Are U.S. Treasuries Still a Safe Haven?
I couldn’t help but find it amusing yesterday when one of my fellow panelists during a discussion at The Art of Indexing Summit in New York City suggested that U.S. Treasury Bills, while once considered as a proxy for “risk-free return” perhaps are now a better proxy for “return-free risk.” All kidding aside, many well-respected economists throughout the world are now calling into question the perceived safe haven status of U.S. Treasuries and, in a similar vein, if the U.S. Dollar will remain as the world’s reserve currency. Regarding the latter, some have suggested that the U.S. Dollar could eventually be replaced by the Euro, the Japanese Yen or even the Chinese Yuan.

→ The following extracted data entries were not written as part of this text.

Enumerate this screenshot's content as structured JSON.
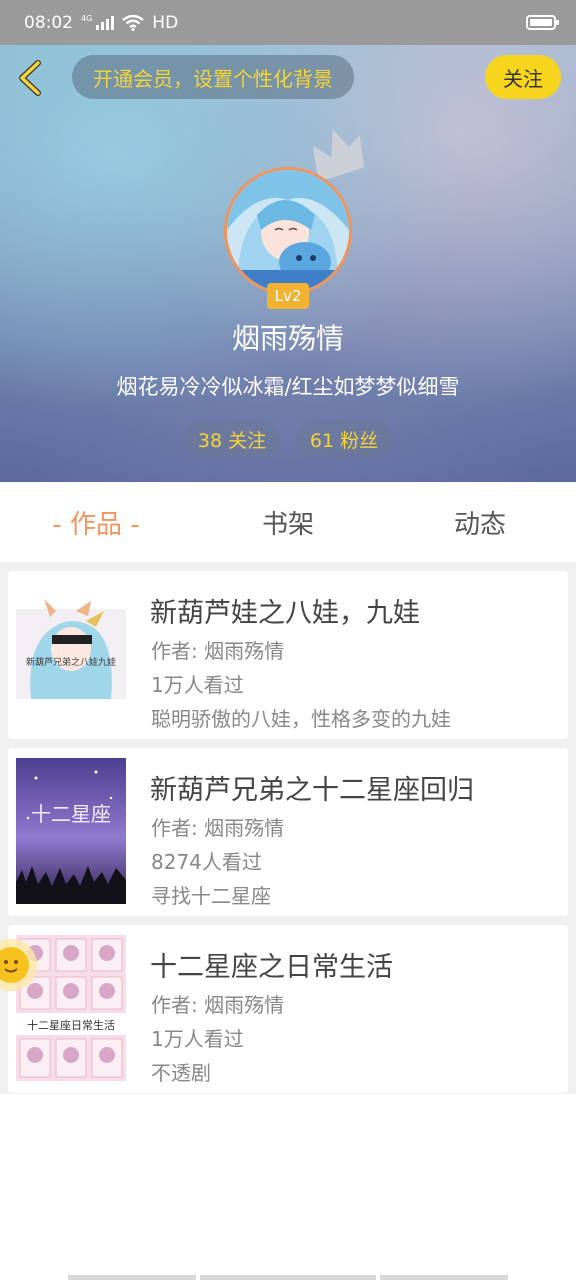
{
  "status_bar": {
    "time": "08:02",
    "network": "4G",
    "hd": "HD"
  },
  "header": {
    "vip_prompt": "开通会员，设置个性化背景",
    "follow_label": "关注",
    "level": "Lv2",
    "nickname": "烟雨殇情",
    "signature": "烟花易冷冷似冰霜/红尘如梦梦似细雪",
    "following": "38 关注",
    "fans": "61 粉丝"
  },
  "tabs": [
    {
      "label": "- 作品 -",
      "active": true
    },
    {
      "label": "书架",
      "active": false
    },
    {
      "label": "动态",
      "active": false
    }
  ],
  "works": [
    {
      "title": "新葫芦娃之八娃，九娃",
      "author": "作者: 烟雨殇情",
      "views": "1万人看过",
      "desc": "聪明骄傲的八娃，性格多变的九娃",
      "cover_text": "新葫芦兄弟之八娃九娃"
    },
    {
      "title": "新葫芦兄弟之十二星座回归",
      "author": "作者: 烟雨殇情",
      "views": "8274人看过",
      "desc": "寻找十二星座",
      "cover_text": "十二星座"
    },
    {
      "title": "十二星座之日常生活",
      "author": "作者: 烟雨殇情",
      "views": "1万人看过",
      "desc": "不透剧",
      "cover_text": "十二星座日常生活"
    }
  ],
  "colors": {
    "accent": "#f0955e",
    "gold": "#f5d437",
    "follow_bg": "#f7d51d",
    "level_bg": "#f2b233"
  }
}
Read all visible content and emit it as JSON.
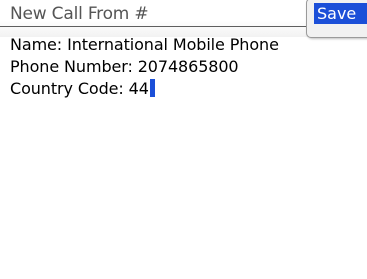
{
  "title_bar": {
    "title": "New Call From #"
  },
  "menu": {
    "save_label": "Save"
  },
  "fields": [
    {
      "text": "Name: International Mobile Phone"
    },
    {
      "text": "Phone Number: 2074865800"
    },
    {
      "text": "Country Code: 44"
    }
  ],
  "colors": {
    "accent": "#1b4fd8",
    "title_text": "#555555",
    "body_text": "#000000",
    "background": "#ffffff"
  }
}
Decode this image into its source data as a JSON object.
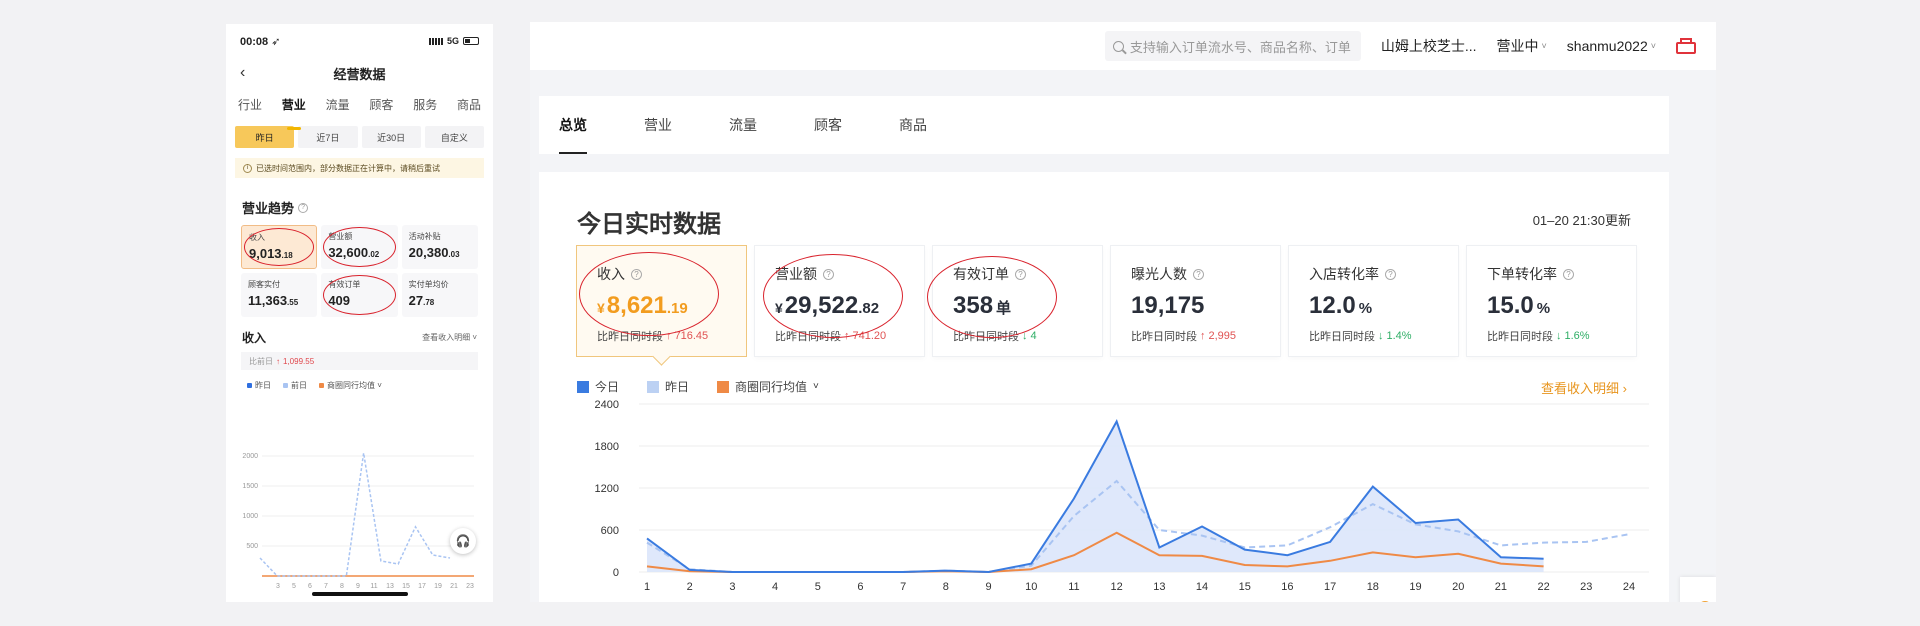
{
  "phone": {
    "time": "00:08 ➶",
    "network": "5G",
    "title": "经营数据",
    "tabs": [
      "行业",
      "营业",
      "流量",
      "顾客",
      "服务",
      "商品"
    ],
    "ranges": [
      "昨日",
      "近7日",
      "近30日",
      "自定义"
    ],
    "notice": "已选时间范围内，部分数据正在计算中，请稍后重试",
    "trend_title": "营业趋势",
    "cards": [
      {
        "label": "收入",
        "int": "9,013",
        "dec": ".18"
      },
      {
        "label": "营业额",
        "int": "32,600",
        "dec": ".02"
      },
      {
        "label": "活动补贴",
        "int": "20,380",
        "dec": ".03"
      },
      {
        "label": "顾客实付",
        "int": "11,363",
        "dec": ".55"
      },
      {
        "label": "有效订单",
        "int": "409",
        "dec": ""
      },
      {
        "label": "实付单均价",
        "int": "27",
        "dec": ".78"
      }
    ],
    "income_title": "收入",
    "income_link": "查看收入明细 ˅",
    "compare_label": "比前日",
    "compare_value": "1,099.55",
    "legend": [
      "昨日",
      "前日",
      "商圈同行均值 ˅"
    ]
  },
  "desktop": {
    "search_placeholder": "支持输入订单流水号、商品名称、订单",
    "store_name": "山姆上校芝士...",
    "status": "营业中",
    "user": "shanmu2022",
    "tabs": [
      "总览",
      "营业",
      "流量",
      "顾客",
      "商品"
    ],
    "panel_title": "今日实时数据",
    "update_time": "01–20 21:30更新",
    "metrics": [
      {
        "label": "收入",
        "currency": "¥",
        "int": "8,621",
        "dec": ".19",
        "unit": "",
        "compare": "比昨日同时段",
        "delta": "716.45",
        "dir": "up"
      },
      {
        "label": "营业额",
        "currency": "¥",
        "int": "29,522",
        "dec": ".82",
        "unit": "",
        "compare": "比昨日同时段",
        "delta": "741.20",
        "dir": "up"
      },
      {
        "label": "有效订单",
        "currency": "",
        "int": "358",
        "dec": "",
        "unit": "单",
        "compare": "比昨日同时段",
        "delta": "4",
        "dir": "down"
      },
      {
        "label": "曝光人数",
        "currency": "",
        "int": "19,175",
        "dec": "",
        "unit": "",
        "compare": "比昨日同时段",
        "delta": "2,995",
        "dir": "up"
      },
      {
        "label": "入店转化率",
        "currency": "",
        "int": "12.0",
        "dec": "",
        "unit": "%",
        "compare": "比昨日同时段",
        "delta": "1.4%",
        "dir": "down"
      },
      {
        "label": "下单转化率",
        "currency": "",
        "int": "15.0",
        "dec": "",
        "unit": "%",
        "compare": "比昨日同时段",
        "delta": "1.6%",
        "dir": "down"
      }
    ],
    "legend": [
      "今日",
      "昨日",
      "商圈同行均值"
    ],
    "detail_link": "查看收入明细 ›"
  },
  "chart_data": [
    {
      "type": "area",
      "x": [
        1,
        2,
        3,
        4,
        5,
        6,
        7,
        8,
        9,
        10,
        11,
        12,
        13,
        14,
        15,
        16,
        17,
        18,
        19,
        20,
        21,
        22,
        23,
        24
      ],
      "ylim": [
        0,
        2400
      ],
      "yticks": [
        0,
        600,
        1200,
        1800,
        2400
      ],
      "series": [
        {
          "name": "今日",
          "color": "#3a7be0",
          "values": [
            480,
            30,
            0,
            0,
            0,
            0,
            0,
            20,
            0,
            120,
            1050,
            2150,
            350,
            650,
            320,
            240,
            430,
            1220,
            700,
            750,
            210,
            190,
            null,
            null
          ]
        },
        {
          "name": "昨日",
          "color": "#a9c4f2",
          "values": [
            420,
            40,
            0,
            0,
            0,
            0,
            0,
            20,
            0,
            90,
            800,
            1300,
            600,
            520,
            350,
            380,
            640,
            970,
            680,
            580,
            380,
            420,
            430,
            540
          ]
        },
        {
          "name": "商圈同行均值",
          "color": "#ef8a46",
          "values": [
            80,
            10,
            0,
            0,
            0,
            0,
            0,
            10,
            0,
            40,
            240,
            560,
            240,
            230,
            100,
            80,
            160,
            280,
            210,
            260,
            120,
            80,
            null,
            null
          ]
        }
      ]
    },
    {
      "type": "line",
      "x": [
        1,
        3,
        5,
        7,
        9,
        11,
        13,
        15,
        17,
        19,
        21,
        23
      ],
      "xticks": [
        "3",
        "5",
        "6",
        "7",
        "8",
        "9",
        "11",
        "13",
        "15",
        "17",
        "19",
        "21",
        "23"
      ],
      "ylim": [
        0,
        2000
      ],
      "yticks": [
        500,
        1000,
        1500,
        2000
      ],
      "series": [
        {
          "name": "昨日",
          "color": "#2f6fe0",
          "values": [
            0,
            0,
            0,
            0,
            0,
            0,
            0,
            0,
            0,
            0,
            0,
            0
          ]
        },
        {
          "name": "前日",
          "color": "#a9c4f2",
          "values": [
            300,
            0,
            0,
            0,
            0,
            0,
            2050,
            250,
            200,
            820,
            350,
            300
          ]
        },
        {
          "name": "商圈同行均值",
          "color": "#ef8a46",
          "values": [
            0,
            0,
            0,
            0,
            0,
            0,
            0,
            0,
            0,
            0,
            0,
            0
          ]
        }
      ]
    }
  ]
}
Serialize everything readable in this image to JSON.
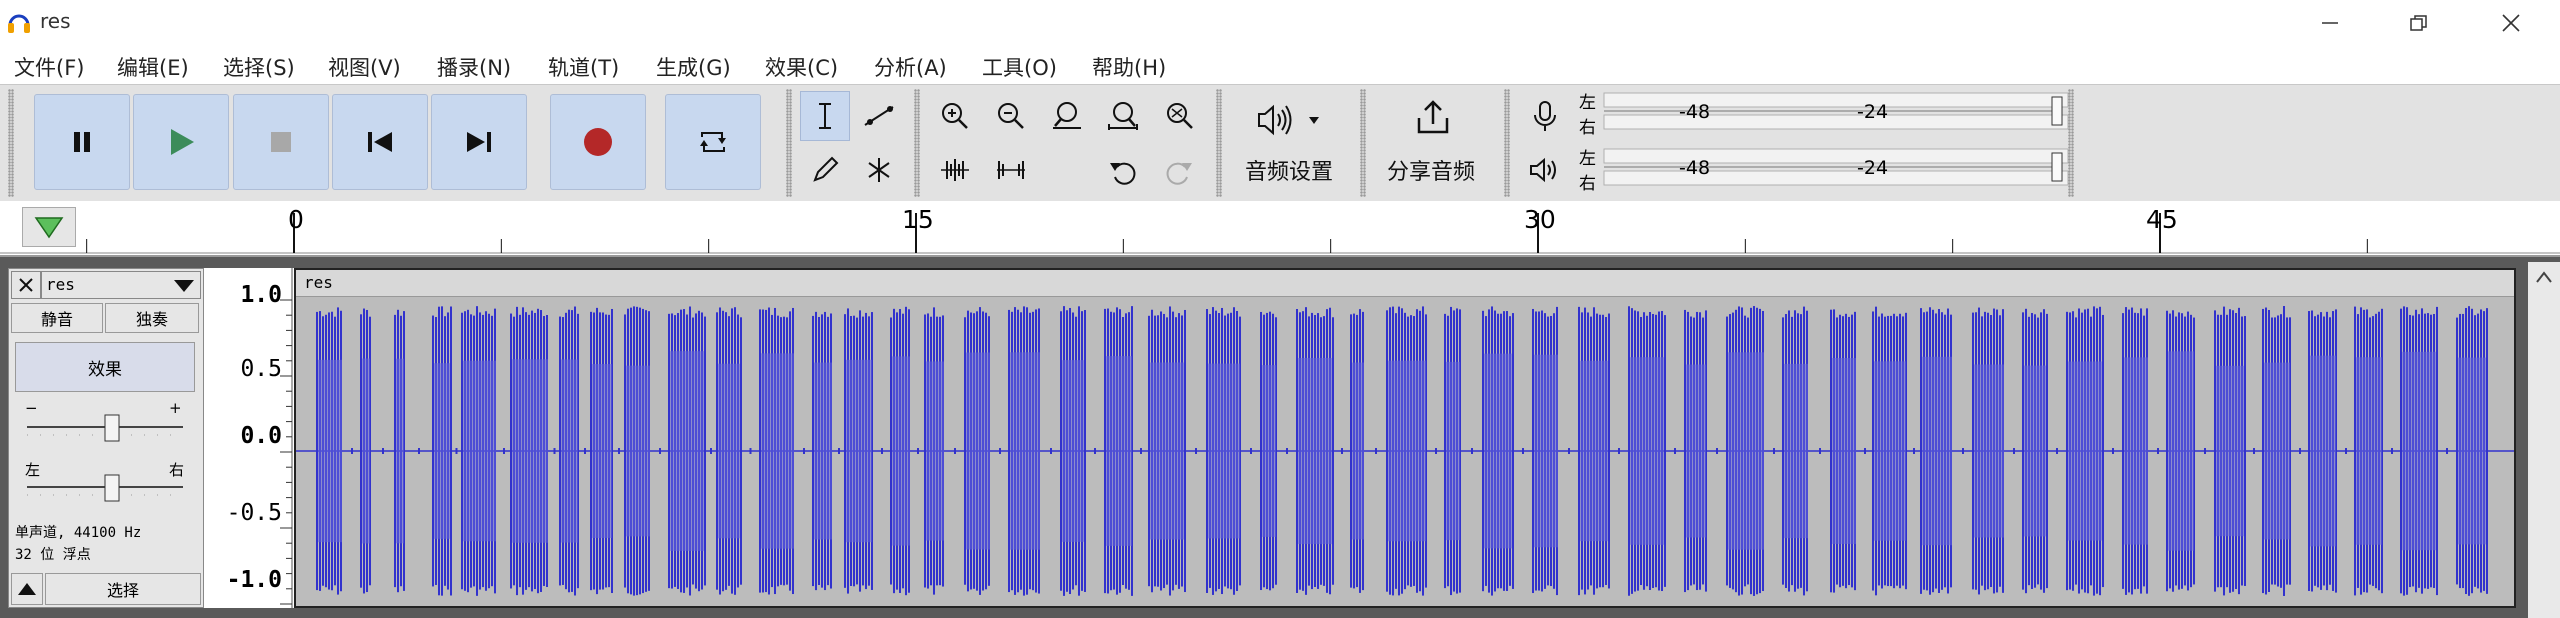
{
  "window": {
    "title": "res"
  },
  "menu": [
    "文件(F)",
    "编辑(E)",
    "选择(S)",
    "视图(V)",
    "播录(N)",
    "轨道(T)",
    "生成(G)",
    "效果(C)",
    "分析(A)",
    "工具(O)",
    "帮助(H)"
  ],
  "toolbar": {
    "audio_setup_label": "音频设置",
    "share_audio_label": "分享音频"
  },
  "meters": {
    "left_char": "左",
    "right_char": "右",
    "ticks": [
      "-48",
      "-24"
    ]
  },
  "timeline": {
    "ticks": [
      "0",
      "15",
      "30",
      "45"
    ]
  },
  "track": {
    "name": "res",
    "clip_name": "res",
    "mute_label": "静音",
    "solo_label": "独奏",
    "effects_label": "效果",
    "gain_minus": "−",
    "gain_plus": "+",
    "pan_left": "左",
    "pan_right": "右",
    "info_line1": "单声道, 44100 Hz",
    "info_line2": "32 位 浮点",
    "select_label": "选择",
    "scale": [
      "1.0",
      "0.5",
      "0.0",
      "-0.5",
      "-1.0"
    ]
  },
  "colors": {
    "waveform": "#3232cd",
    "waveform_rms": "#6464dc",
    "play_green": "#3c8c5a",
    "record_red": "#b42828"
  }
}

While legitimate concerns may exist with respect to the value of the U.S. Dollar and U.S. Treasuries, given the amount of outstanding government debt and low current level of interest rates, following the global credit crisis of 2008, we, at Hennion & Walsh, do not expect the United States to lose its preferred safe haven status anytime soon. One must consider that the U.S. has preserved this status through some of the most difficult economic periods in the history of the world-including 2008.
We are not alone in this viewpoint. U.S. Treasury Secretary Timothy Geithner recently commented to CNBC that, “When the crisis was at its peak, when people were most concerned about the risk of collapse and deflation, what happened then? The world wanted to be in Treasuries, the safest, most liquid markets, and you saw the dollar risk when people were most concerned about the future of the world.”